Robert Janning, left, holds the Grand Challenge Cup with Gary Manson while standing in front of a newly installed sign honouring Manson’s grandfather, Harry Manson, at Deverill Square Park on Dec. 18. The sign was installed by the provincial government and pays tribute to Manson’s grandfather, a pioneering Snuneymuxw soccer player during the early 20th century. The sign also honours the first ever soccer game played between Snuneymuxw players and European settlers in British Columbia. The game took place on Nov. 12, 1892 at Deverill Square Park. (Nicholas Pescod/NEWS BULLETIN).

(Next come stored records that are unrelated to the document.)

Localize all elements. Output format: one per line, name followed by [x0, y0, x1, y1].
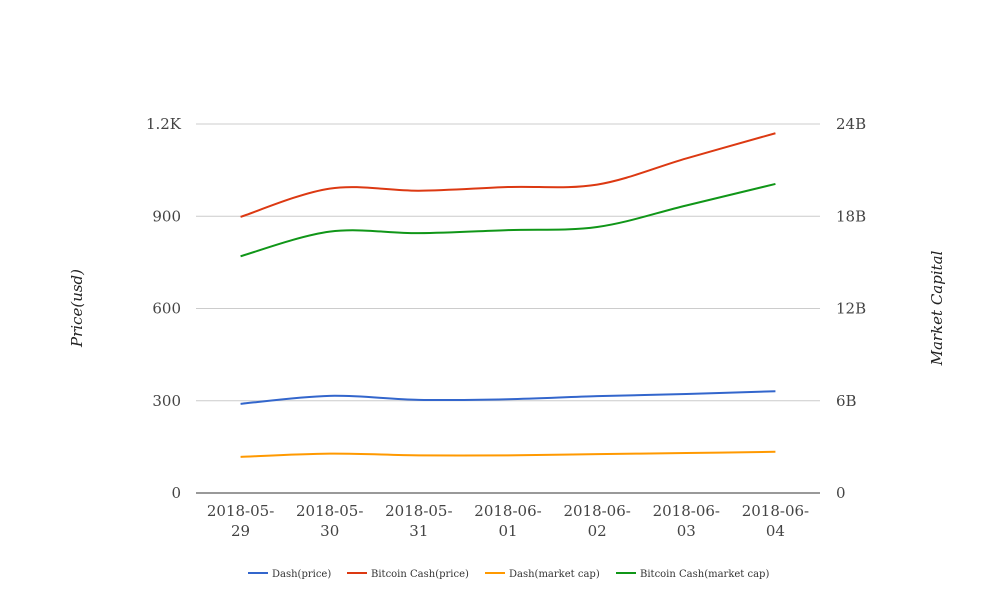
- y-left-tick-label: 300: [152, 392, 181, 410]
- x-tick-label: 2018-06-02: [563, 502, 630, 540]
- x-tick-label: 2018-05-30: [296, 502, 363, 540]
- series-line-bitcoin-cash-price: [240, 132, 776, 218]
- x-tick-label: 2018-06-03: [653, 502, 720, 540]
- legend-label: Dash(market cap): [509, 569, 600, 580]
- x-tick-label: 2018-06-04: [742, 502, 809, 540]
- y-left-axis-title: Price(usd): [68, 269, 86, 348]
- series-line-dash-market-cap: [240, 450, 776, 458]
- y-left-tick-label: 1.2K: [146, 115, 182, 133]
- y-left-tick-label: 600: [152, 300, 181, 318]
- legend-label: Bitcoin Cash(market cap): [640, 569, 769, 580]
- y-left-tick-label: 0: [171, 484, 181, 502]
- y-right-tick-label: 12B: [836, 300, 866, 318]
- series-line-bitcoin-cash-market-cap: [240, 182, 776, 258]
- legend-label: Dash(price): [272, 569, 331, 580]
- y-right-tick-label: 24B: [836, 115, 866, 133]
- y-right-axis-title: Market Capital: [928, 250, 946, 366]
- y-right-tick-label: 6B: [836, 392, 857, 410]
- legend-label: Bitcoin Cash(price): [371, 569, 469, 580]
- y-right-tick-label: 0: [836, 484, 846, 502]
- series-line-dash-price: [240, 390, 776, 405]
- y-left-tick-label: 900: [152, 207, 181, 225]
- y-right-tick-label: 18B: [836, 207, 866, 225]
- x-tick-label: 2018-05-29: [207, 502, 274, 540]
- x-tick-label: 2018-05-31: [385, 502, 452, 540]
- x-tick-label: 2018-06-01: [474, 502, 541, 540]
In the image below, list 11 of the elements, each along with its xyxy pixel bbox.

Robert Janning, left, holds the Grand Challenge Cup with Gary Manson while standing in front of a newly installed sign honouring Manson’s grandfather, Harry Manson, at Deverill Square Park on Dec. 18. The sign was installed by the provincial government and pays tribute to Manson’s grandfather, a pioneering Snuneymuxw soccer player during the early 20th century. The sign also honours the first ever soccer game played between Snuneymuxw players and European settlers in British Columbia. The game took place on Nov. 12, 1892 at Deverill Square Park. (Nicholas Pescod/NEWS BULLETIN).

Pioneering Snuneymuxw soccer star honoured at Nanaimo park

Harry Manson played on Nanaimo soccer teams featuring mostly white men during the early 20th century

A trailblazing Snuneymuxw soccer player and an historic soccer match have been forever memorialized at Nanaimo’s Deverill Square Park by the British Columbia government.

Leonard Krog, Nanaimo’s MLA, unveiled a sign honouring an 1892 match between Snuneymuxw players and European settlers and Harry Manson, a pioneering Snuneymuxw soccer player in the early 20th century.

“[Manson] should be a real hero to all of you,” Krog told the crowd during a ceremony that also included songs and speeches from Snuneymuxw elders as well as members of the Manson family.

On Nov. 12 1892, a group of Snuneymuxw soccer players faced off at Deverill Square Park against the YMCA Juniors in what became the first organized soccer match between an all-aboriginal team and an all-European settlers team while Harry Manson, who was also known by his traditional name, Xul-si-malt, was a trailblazing soccer player on Vancouver Island in the late 1800s and early 1900s.

Krog said he hopes he hopes the sign inspires young people of all ethnic backgrounds that anything is possible and that the sign is a “tangible” act of reconciliation.

“What I hope this will do in this community is remind everybody what an incredible achievement Mr. Manson’s life was,” Krog said. “He grew up in a time when colonization had essentially tried, and succeeded in too many cases, to take everything from the First Nations of this country. Their land, their culture, their beliefs, everything. They denied them every possibility.”

Doug White II, Snuneymuxw’s acting chief, told a crowd that included local politicians and members of Nanaimo United that the ceremony is a historic moment for his people and the community as a whole.

“We are very honored, chief and council, that this has taken place today,” he said.

Manson’s skills earned him playing time with Nanaimo Thistles and other teams during a deeply racist era. Manson, along with Louis Martin, became the first two First Nations player to ever win a provincial championship. Although Manson died in 1912 after being hit by a train, it was only within the last decade he was inducted into the Canadian Soccer Hall of Fame and Nanaimo Sports Hall of Fame.

The ceremony might have never happened if it weren’t for Robert Janning, the author of Westcoast Reign: The British Columbia Soccer Championships 1892-1905, a book released in 2012 that documents the history of soccer in the province and includes information about Manson’s life as an athlete. Janning has been pushing and promoting Manson’s story for years.

Speaking to the News Bulletin afterwards, Gary Manson, the grandson of Harry Manson, said that if it weren’t for Janning, there is a good chance his grandfather’s story would have never been discovered. He said growing up, he played soccer at Deverill Square Park and had heard stories about his grandfather, but knew very little.

“We knew that he played soccer but not to that extent. When my father died, he died with him. We were at a loss,” he said.

Janning, who wrote his book while recovering from years of drug and alcohol abuse, said it was Manson’s resilience and ability to deal with discrimination that touched him in a deeply personal way.

“My own personal struggles, my immigration, my sexual orientation, growing up in a bigoted environment and becoming bigoted myself, I know what it is like to be picked on,” Janning said. “I knew the pain of being discriminated against and it touched my heart.”